I do receive a small commission from Amazon for any clicks on links to their website, so if you could help me out by clicking on any of those links, it would be greatly appreciated!

I'm sure I'm not the only one who has dishes that, with one bite, transport me back to a specific place and time. This dish is exactly that for me.

My maternal grandmother was my absolute favorite person in the world when I was growing up, and I'm pretty sure I was hers. I was as comfortable in the home that she shared with my grandfather as I was in my parents' home, and I spent hours upon hours in her kitchen as she cooked and made the most amazing and delicious dishes.

One of my favorites was a simple yet delicious potato side dish that to this day I've never had anything like outside of my family. It's called Danish Browned Potatoes.

My grandfather was Danish, and it's my understanding that my grandma learned this recipe from his mother. It was a staple on many holiday menus at her house, and it was always a favorite of mine.

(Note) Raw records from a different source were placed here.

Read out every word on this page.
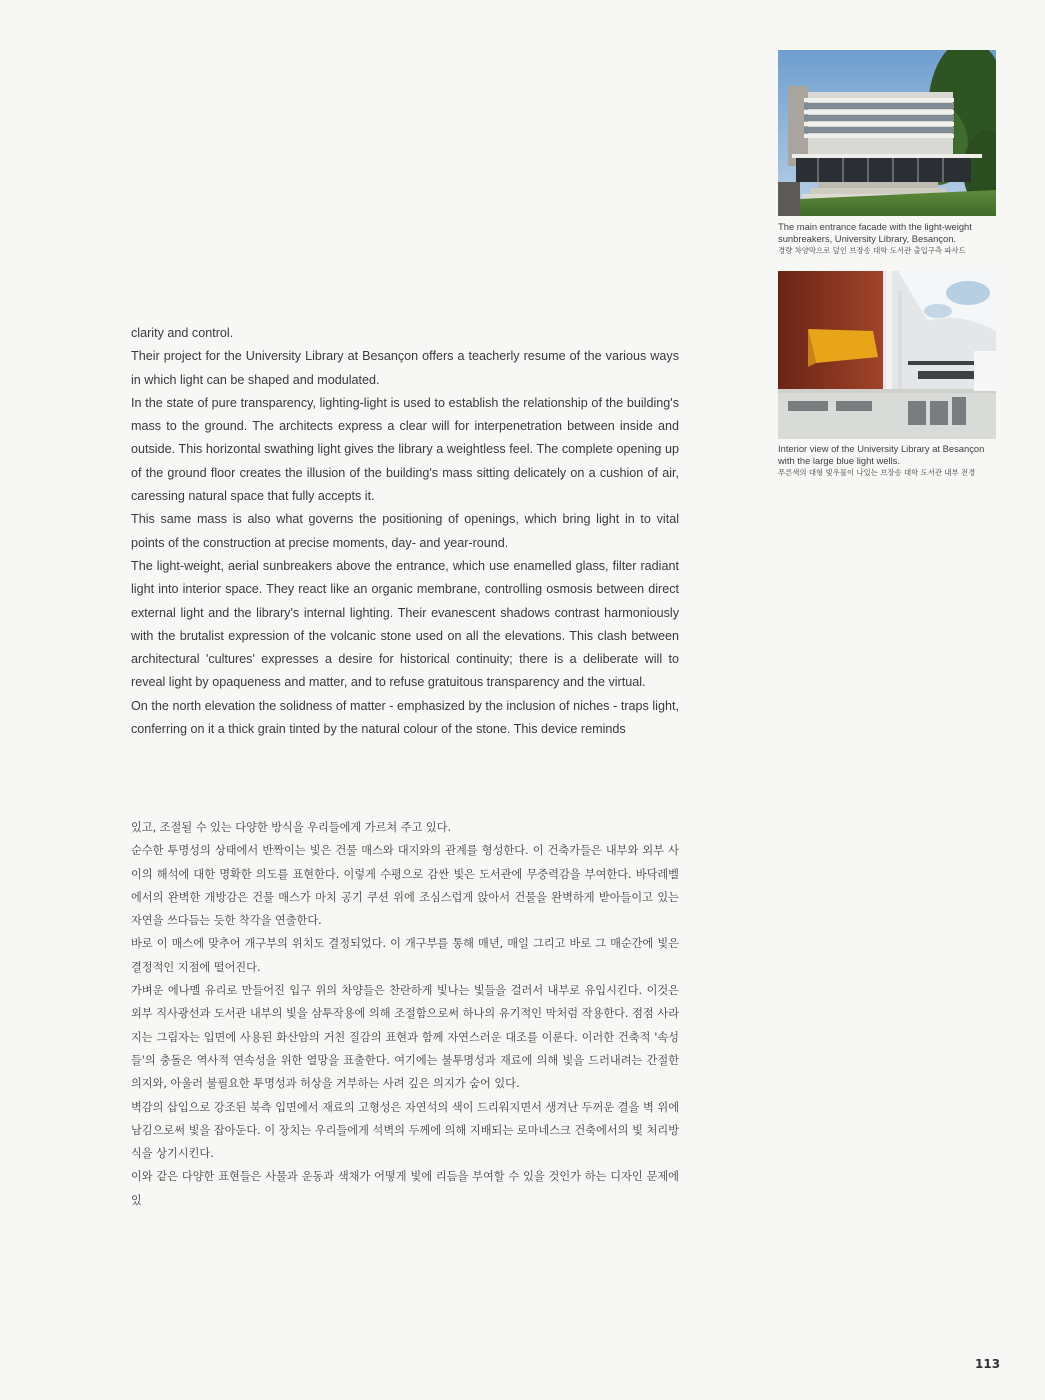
The main entrance facade with the light-weight sunbreakers, University Library, Besançon.
경량 차양막으로 덮인 브장송 대학 도서관 출입구측 파사드
Interior view of the University Library at Besançon with the large blue light wells.
푸른색의 대형 빛우물이 나있는 브장송 대학 도서관 내부 전경

clarity and control.

Their project for the University Library at Besançon offers a teacherly resume of the various ways in which light can be shaped and modulated.

In the state of pure transparency, lighting-light is used to establish the relationship of the building's mass to the ground. The architects express a clear will for interpenetration between inside and outside. This horizontal swathing light gives the library a weightless feel. The complete opening up of the ground floor creates the illusion of the building's mass sitting delicately on a cushion of air, caressing natural space that fully accepts it.

This same mass is also what governs the positioning of openings, which bring light in to vital points of the construction at precise moments, day- and year-round.

The light-weight, aerial sunbreakers above the entrance, which use enamelled glass, filter radiant light into interior space. They react like an organic membrane, controlling osmosis between direct external light and the library's internal lighting. Their evanescent shadows contrast harmoniously with the brutalist expression of the volcanic stone used on all the elevations. This clash between architectural 'cultures' expresses a desire for historical continuity; there is a deliberate will to reveal light by opaqueness and matter, and to refuse gratuitous transparency and the virtual.

On the north elevation the solidness of matter - emphasized by the inclusion of niches - traps light, conferring on it a thick grain tinted by the natural colour of the stone. This device reminds

있고, 조절될 수 있는 다양한 방식을 우리들에게 가르쳐 주고 있다.

순수한 투명성의 상태에서 반짝이는 빛은 건물 매스와 대지와의 관계를 형성한다. 이 건축가들은 내부와 외부 사이의 해석에 대한 명확한 의도를 표현한다. 이렇게 수평으로 감싼 빛은 도서관에 무중력감을 부여한다. 바닥레벨에서의 완벽한 개방감은 건물 매스가 마치 공기 쿠션 위에 조심스럽게 앉아서 건물을 완벽하게 받아들이고 있는 자연을 쓰다듬는 듯한 착각을 연출한다.

바로 이 매스에 맞추어 개구부의 위치도 결정되었다. 이 개구부를 통해 매년, 매일 그리고 바로 그 매순간에 빛은 결정적인 지점에 떨어진다.

가벼운 에나멜 유리로 만들어진 입구 위의 차양들은 찬란하게 빛나는 빛들을 걸러서 내부로 유입시킨다. 이것은 외부 직사광선과 도서관 내부의 빛을 삼투작용에 의해 조절함으로써 하나의 유기적인 막처럼 작용한다. 점점 사라지는 그림자는 입면에 사용된 화산암의 거친 질감의 표현과 함께 자연스러운 대조를 이룬다. 이러한 건축적 '속성들'의 충돌은 역사적 연속성을 위한 열망을 표출한다. 여기에는 불투명성과 재료에 의해 빛을 드러내려는 간절한 의지와, 아울러 불필요한 투명성과 허상을 거부하는 사려 깊은 의지가 숨어 있다.

벽감의 삽입으로 강조된 북측 입면에서 재료의 고형성은 자연석의 색이 드리워지면서 생겨난 두꺼운 결을 벽 위에 남김으로써 빛을 잡아둔다. 이 장치는 우리들에게 석벽의 두께에 의해 지배되는 로마네스크 건축에서의 빛 처리방식을 상기시킨다.

이와 같은 다양한 표현들은 사물과 운동과 색채가 어떻게 빛에 리듬을 부여할 수 있을 것인가 하는 디자인 문제에 있

113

Here's what you will need -

  • A heavy skillet, preferably cast iron or stainless steel

  • 10-12 small round potatoes, as uniform in size as possible. (Yukon Gold work well for this)

  • 2 tablespoons salted butter

  • 3 tablespoons sugar

  • salt to taste

  • chopped parsley


Cook the potatoes in water until fork tender but not soft. You want them to hold their shape. Drain them well.

Melt the butter in your skillet and then add the sugar. Stir until the butter/sugar mixture begins to turn caramel in color and then add the potatoes. Stir and turn until well coated and brown, but be careful not to let them burn. Sprinkle them with salt and parsley and serve.

That's it. That's all you do. This dish is great as a side to just about anything - pork chops, pork roast, roast beef, roast chicken.. anything. The combination of sweet, salty, and butter with the deliciousness of the potatoes make them melt in your mouth good. Enjoy!